THE TRIALS OF OSCAR WILDE
Carson's First Jab
In his introduction to the jury, Wilde had unnecessarily perjured himself, and Carson was not going to let that fact slip by the jury.
"You stated that your age was 39," Carson said, looking at the floor, his brow furrowed as if deep in thought. Then he stared directly at Wilde. "I think you are over 40. You were born on 16th October, 1854?"
Wilde tried to dismiss the lie with a wave of his hand. "I have no wish to pose as being young. I am 39 or 40. You have my certificate and that settles the matter."
But Carson was not going to let him off that easy. His age, and the age of Lord Albert was an important matter in this case. "But being born in 1854 makes you more than 40?"
Wilde conceded the point, "Ah! Very well."
After asking Wilde how he met Lord Alfred, Carson turned to literary matters. Specifically, Carson wanted Wilde to address a scandalous story in The Chameleon, "The Priest and the Acolyte," which appeared in the same issue as some of Wilde's work and Lord Alfred's poem "Two Loves." Wilde had made it clear in the forward to Dorian Gray that he considered no literary work moral or immoral and Carson sought to test his philosophy:
CARSON: You have no doubt whatever that that was an improper story?
WILDE: From the literary point of view it was highly improper. It is impossible for a man of literature to judge it otherwise; by literature, meaning treatment, selection of subject, and the like. I thought the treatment rotten and the subject rotten.
CARSON: May I take it that you think "The Priest and the Acolyte" was not immoral?
WILDE: It was worse; it was badly written.
For the next few minutes the combatants sparred over the meaning of words and philosophical arguments. Wilde was quick with a retort and Carson was just as quick to move on to something else Wilde had written. Then Carson turned to Dorian Gray.
"I take it, that no matter how immoral a book may be, if it is well written, it is, in your opinion, a good book?" the defense attorney asked.
"Yes, if it were well written so as to produce a sense of beauty, which is the highest sense of which a human being can be capable," Wilde replied. "If it were badly written, it would produce a sense of disgust."
CARSON: A perverted novel might be a good book?
WILDE: I don't know what you mean by a "perverted" novel.
CARSON: Then I will suggest Dorian Gray as open to the interpretation of being such a novel?
WILDE: That could only be to brutes and illiterates. The views of Philistines on art are incalculably stupid.
Carson began drawing Wilde in for the kill. He had the witness saying that only "brutes and illiterates" would consider Dorian Gray to be a perverted novel. The question now became, just how many people could interpret Dorian Gray as documenting the homosexual love of an artist for his model?
CARSON: The majority of persons would come under your definition of Philistines and illiterates?
WILDE: I have found wonderful exceptions.

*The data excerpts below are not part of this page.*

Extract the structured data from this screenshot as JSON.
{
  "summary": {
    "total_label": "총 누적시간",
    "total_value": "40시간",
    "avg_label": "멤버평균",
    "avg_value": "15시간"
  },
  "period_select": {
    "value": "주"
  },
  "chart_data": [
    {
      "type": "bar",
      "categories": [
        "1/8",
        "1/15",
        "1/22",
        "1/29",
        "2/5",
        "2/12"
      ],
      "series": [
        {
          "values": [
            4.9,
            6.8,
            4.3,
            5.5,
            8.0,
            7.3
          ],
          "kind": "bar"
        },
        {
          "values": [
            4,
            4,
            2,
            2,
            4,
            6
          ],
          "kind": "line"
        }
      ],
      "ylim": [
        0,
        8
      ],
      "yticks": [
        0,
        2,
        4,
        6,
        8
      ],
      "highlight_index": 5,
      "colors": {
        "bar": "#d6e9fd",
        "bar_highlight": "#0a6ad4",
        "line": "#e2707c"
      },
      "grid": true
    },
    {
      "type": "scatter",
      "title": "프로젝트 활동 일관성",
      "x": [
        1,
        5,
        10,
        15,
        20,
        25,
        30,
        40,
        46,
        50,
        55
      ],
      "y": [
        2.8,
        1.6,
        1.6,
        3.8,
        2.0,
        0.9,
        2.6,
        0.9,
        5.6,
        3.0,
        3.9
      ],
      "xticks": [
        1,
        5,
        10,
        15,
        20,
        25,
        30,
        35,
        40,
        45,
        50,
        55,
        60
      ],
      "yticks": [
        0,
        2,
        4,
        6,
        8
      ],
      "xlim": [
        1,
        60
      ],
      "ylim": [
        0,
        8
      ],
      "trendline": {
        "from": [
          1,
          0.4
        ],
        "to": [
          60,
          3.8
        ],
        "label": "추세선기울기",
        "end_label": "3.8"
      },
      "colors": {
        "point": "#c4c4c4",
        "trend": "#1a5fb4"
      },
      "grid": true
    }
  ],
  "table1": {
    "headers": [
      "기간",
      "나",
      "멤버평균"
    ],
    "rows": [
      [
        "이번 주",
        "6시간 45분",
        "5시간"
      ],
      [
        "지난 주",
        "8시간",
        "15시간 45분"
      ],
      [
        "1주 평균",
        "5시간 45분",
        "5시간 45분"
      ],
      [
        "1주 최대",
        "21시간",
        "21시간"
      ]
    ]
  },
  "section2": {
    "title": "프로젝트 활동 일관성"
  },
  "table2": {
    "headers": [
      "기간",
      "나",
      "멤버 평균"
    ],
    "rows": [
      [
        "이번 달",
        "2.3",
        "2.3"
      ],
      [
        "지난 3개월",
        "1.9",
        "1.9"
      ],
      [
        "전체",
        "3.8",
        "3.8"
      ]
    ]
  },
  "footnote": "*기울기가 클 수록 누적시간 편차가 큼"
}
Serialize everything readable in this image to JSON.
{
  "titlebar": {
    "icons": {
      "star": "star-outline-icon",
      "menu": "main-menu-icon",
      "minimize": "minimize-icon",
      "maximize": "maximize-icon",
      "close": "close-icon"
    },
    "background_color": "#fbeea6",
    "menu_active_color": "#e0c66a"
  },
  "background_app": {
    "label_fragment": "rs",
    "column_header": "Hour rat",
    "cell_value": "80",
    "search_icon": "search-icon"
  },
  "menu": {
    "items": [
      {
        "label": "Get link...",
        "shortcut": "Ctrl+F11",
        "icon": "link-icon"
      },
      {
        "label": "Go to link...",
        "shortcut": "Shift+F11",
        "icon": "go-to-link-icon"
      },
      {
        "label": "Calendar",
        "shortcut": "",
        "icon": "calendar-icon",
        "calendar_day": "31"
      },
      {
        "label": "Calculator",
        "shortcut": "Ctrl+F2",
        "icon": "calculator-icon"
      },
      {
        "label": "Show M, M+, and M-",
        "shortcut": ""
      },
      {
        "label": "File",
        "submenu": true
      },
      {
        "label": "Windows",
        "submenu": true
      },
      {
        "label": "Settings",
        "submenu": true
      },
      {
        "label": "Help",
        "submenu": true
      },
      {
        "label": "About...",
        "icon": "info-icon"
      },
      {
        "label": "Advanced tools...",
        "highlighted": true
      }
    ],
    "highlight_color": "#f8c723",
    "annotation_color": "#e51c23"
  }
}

CARSON: Do you think that the majority of people live up to the position you are giving us?
WILDE: I am afraid they are not cultivated enough.
CARSON: Not cultivated enough to draw the distinction between a good book and a bad book?
WILDE: Certainly not.
Carson had landed a powerful punch. If a Philistine would interpret Dorian Gray as promoting homosexuality, and a majority of Wilde's audience were Philistines, then the general perception of the book was that it approved of homosexuality, regardless of Wilde's intent.
Following this through to its logical conclusion, a juror would consider that if a book was supportive of that lifestyle, the author must also be.
The barrister began reading from Dorian Gray a scene in which the painter Basil Hallward describes his feelings for Dorian.
"Well, from the moment I met you, your personality had the most extraordinary influence over me. I quite admit that I adored you madly, extravagantly, absurdly. I was jealous of every one to whom you spoke. I wanted to have you all to myself. I was only happy when I was with you. When I was away from you, you were still present in my art."
CARSON: Do you mean to say that that passage describes the natural feeling of one man towards another?
WILDE: It would be the influence produced by a beautiful personality.
Moving away from Wilde's literary works, Carson tried to get Wilde to read his letters to Bosie, but Wilde refused. Carson read them himself.
"...I cannot see you, so Greek and gracious, distorted with passion. I cannot listen to your curved lips saying hideous things to me. I would sooner-than have you bitter, unjust, hating.... I must see you soon. You are the divine thing I want, the thing of grace and beauty; but I don't know how to do it," looking up from the letter, Carson asked a final question of a very pale and nervous witness.
"Is it the kind of letter a man writes to another?"
"It was a tender expression of my great admiration for Lord Alfred Douglas," Wilde replied quietly.